Fragestellung und Zielsetzung: Wie bewerten Menschen ohne Lautsprache die nVF?
Methode: Im November 2019 wurden 8 semistrukturierte Leitfaden-Interviews mit Menschen ohne Lautsprache zur Einschätzung der nVF geführt. Die Interviewten kommunizierten im Interview entweder mithilfe der im Rahmen der nVF erhaltenen Kommunikationshilfe, mit Symbolkarten oder mithilfe von Bezugspersonen. Die Interviews wurden mit einem Audioaufnahmegerät aufgenommen und es wurden Beobachtungsprotokolle erstellt. Die Transkripte wurden von zwei Forscherinnen unabhängig voneinander mit anschließender Konsensfindung mithilfe von strukturierender qualitativer Inhaltsanalyse nach Kuckartz (2016) ausgewertet.
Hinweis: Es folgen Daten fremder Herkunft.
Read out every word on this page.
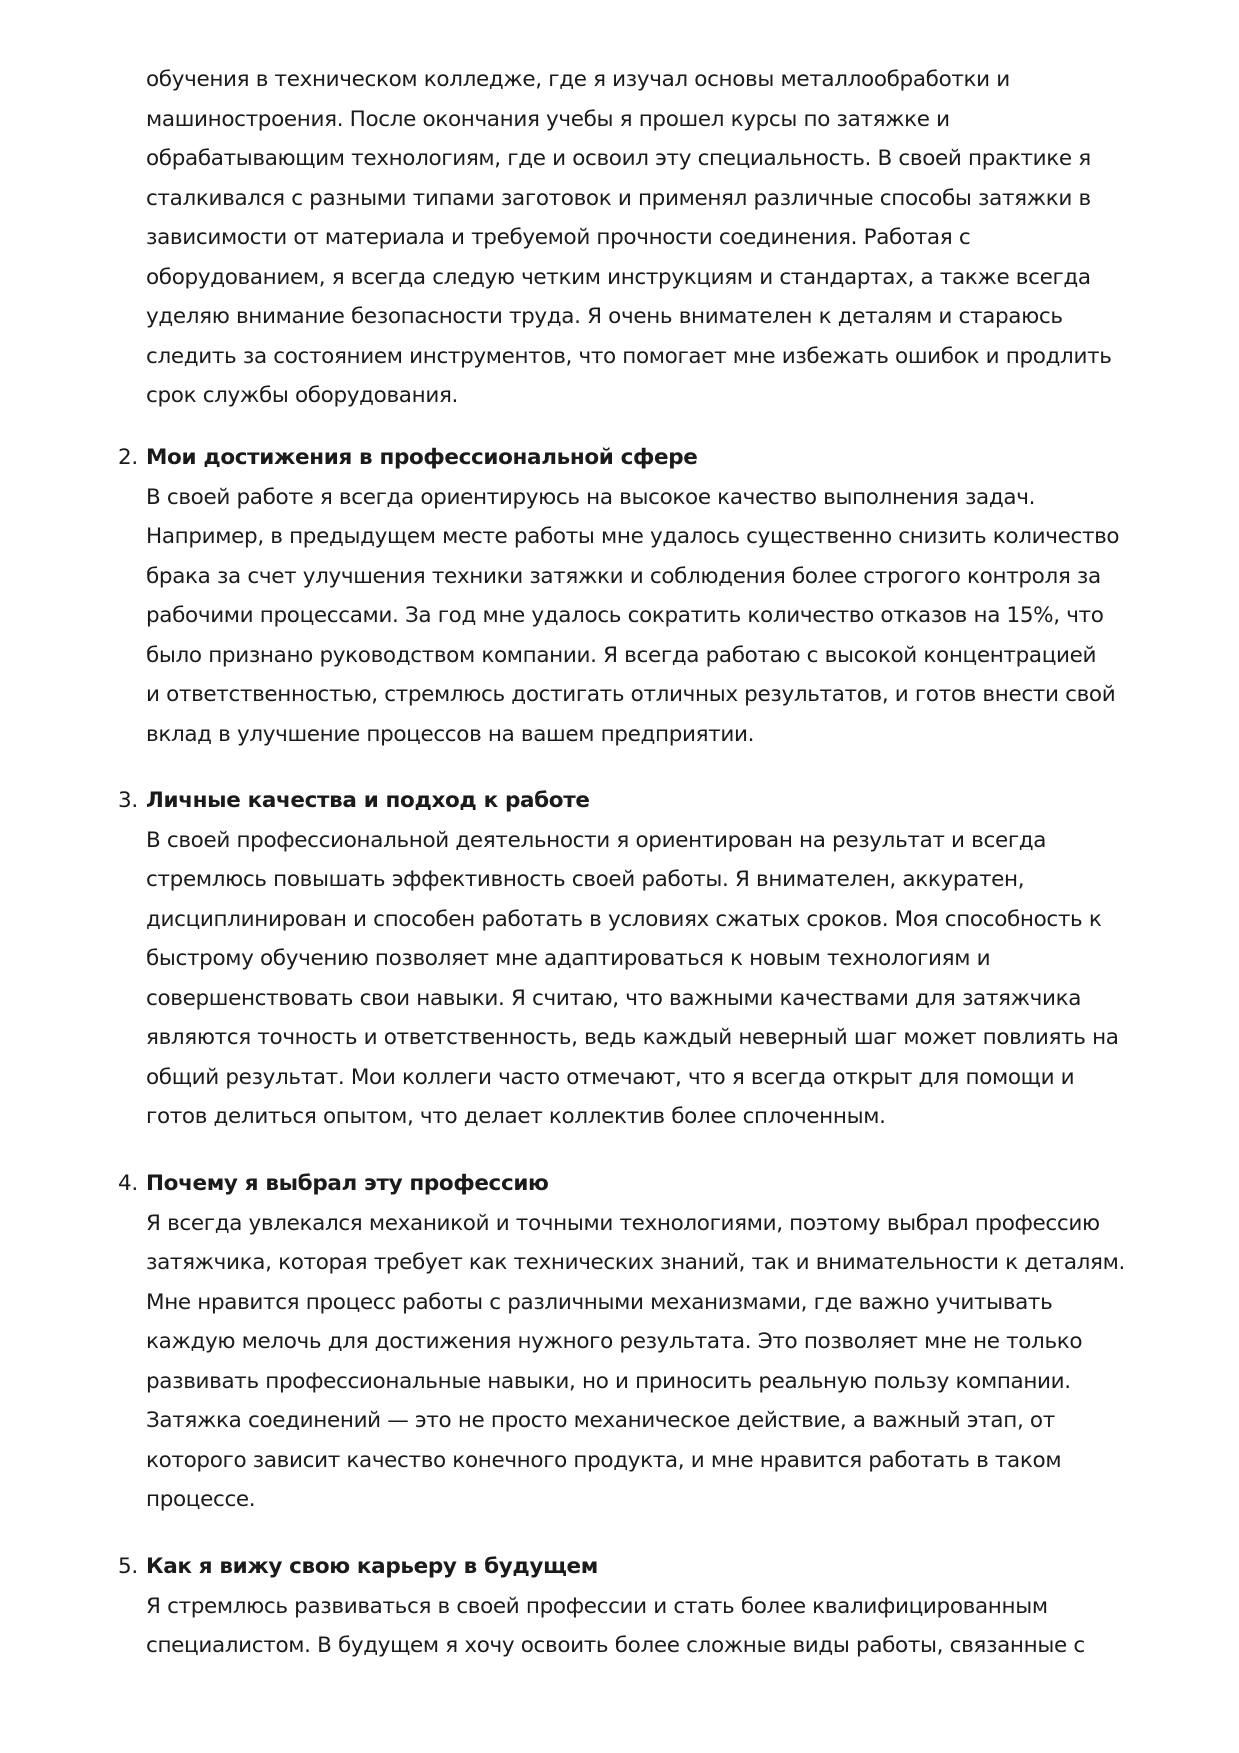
обучения в техническом колледже, где я изучал основы металлообработки и
машиностроения. После окончания учебы я прошел курсы по затяжке и
обрабатывающим технологиям, где и освоил эту специальность. В своей практике я
сталкивался с разными типами заготовок и применял различные способы затяжки в
зависимости от материала и требуемой прочности соединения. Работая с
оборудованием, я всегда следую четким инструкциям и стандартах, а также всегда
уделяю внимание безопасности труда. Я очень внимателен к деталям и стараюсь
следить за состоянием инструментов, что помогает мне избежать ошибок и продлить
срок службы оборудования.
2. Мои достижения в профессиональной сфере
В своей работе я всегда ориентируюсь на высокое качество выполнения задач.
Например, в предыдущем месте работы мне удалось существенно снизить количество
брака за счет улучшения техники затяжки и соблюдения более строгого контроля за
рабочими процессами. За год мне удалось сократить количество отказов на 15%, что
было признано руководством компании. Я всегда работаю с высокой концентрацией
и ответственностью, стремлюсь достигать отличных результатов, и готов внести свой
вклад в улучшение процессов на вашем предприятии.
3. Личные качества и подход к работе
В своей профессиональной деятельности я ориентирован на результат и всегда
стремлюсь повышать эффективность своей работы. Я внимателен, аккуратен,
дисциплинирован и способен работать в условиях сжатых сроков. Моя способность к
быстрому обучению позволяет мне адаптироваться к новым технологиям и
совершенствовать свои навыки. Я считаю, что важными качествами для затяжчика
являются точность и ответственность, ведь каждый неверный шаг может повлиять на
общий результат. Мои коллеги часто отмечают, что я всегда открыт для помощи и
готов делиться опытом, что делает коллектив более сплоченным.
4. Почему я выбрал эту профессию
Я всегда увлекался механикой и точными технологиями, поэтому выбрал профессию
затяжчика, которая требует как технических знаний, так и внимательности к деталям.
Мне нравится процесс работы с различными механизмами, где важно учитывать
каждую мелочь для достижения нужного результата. Это позволяет мне не только
развивать профессиональные навыки, но и приносить реальную пользу компании.
Затяжка соединений — это не просто механическое действие, а важный этап, от
которого зависит качество конечного продукта, и мне нравится работать в таком
процессе.
5. Как я вижу свою карьеру в будущем
Я стремлюсь развиваться в своей профессии и стать более квалифицированным
специалистом. В будущем я хочу освоить более сложные виды работы, связанные с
Ergebnisse: Die Altersspanne der Interviewten lag zwischen 34-58 Jahre und 4 von 8 Interviewten waren weiblich. Die Hauptkategorien umfassen persönlichen Hintergrund der UK-Nutzer*innen, Kontextfaktoren, Umsetzung der nVF, Veränderungen seit Beginn der nVF sowie den Anpassungsbedarf der nVF. Die Teilnehmenden bewerteten die nVF eher positiv und berichteten Verbesserungen in der Kommunikationsfähigkeit, der Lebensqualität und der Teilhabe. Die Interviewten wünschten sich fast einstimmig noch mehr Unterstützung (z.B. mehr Therapieeinheiten).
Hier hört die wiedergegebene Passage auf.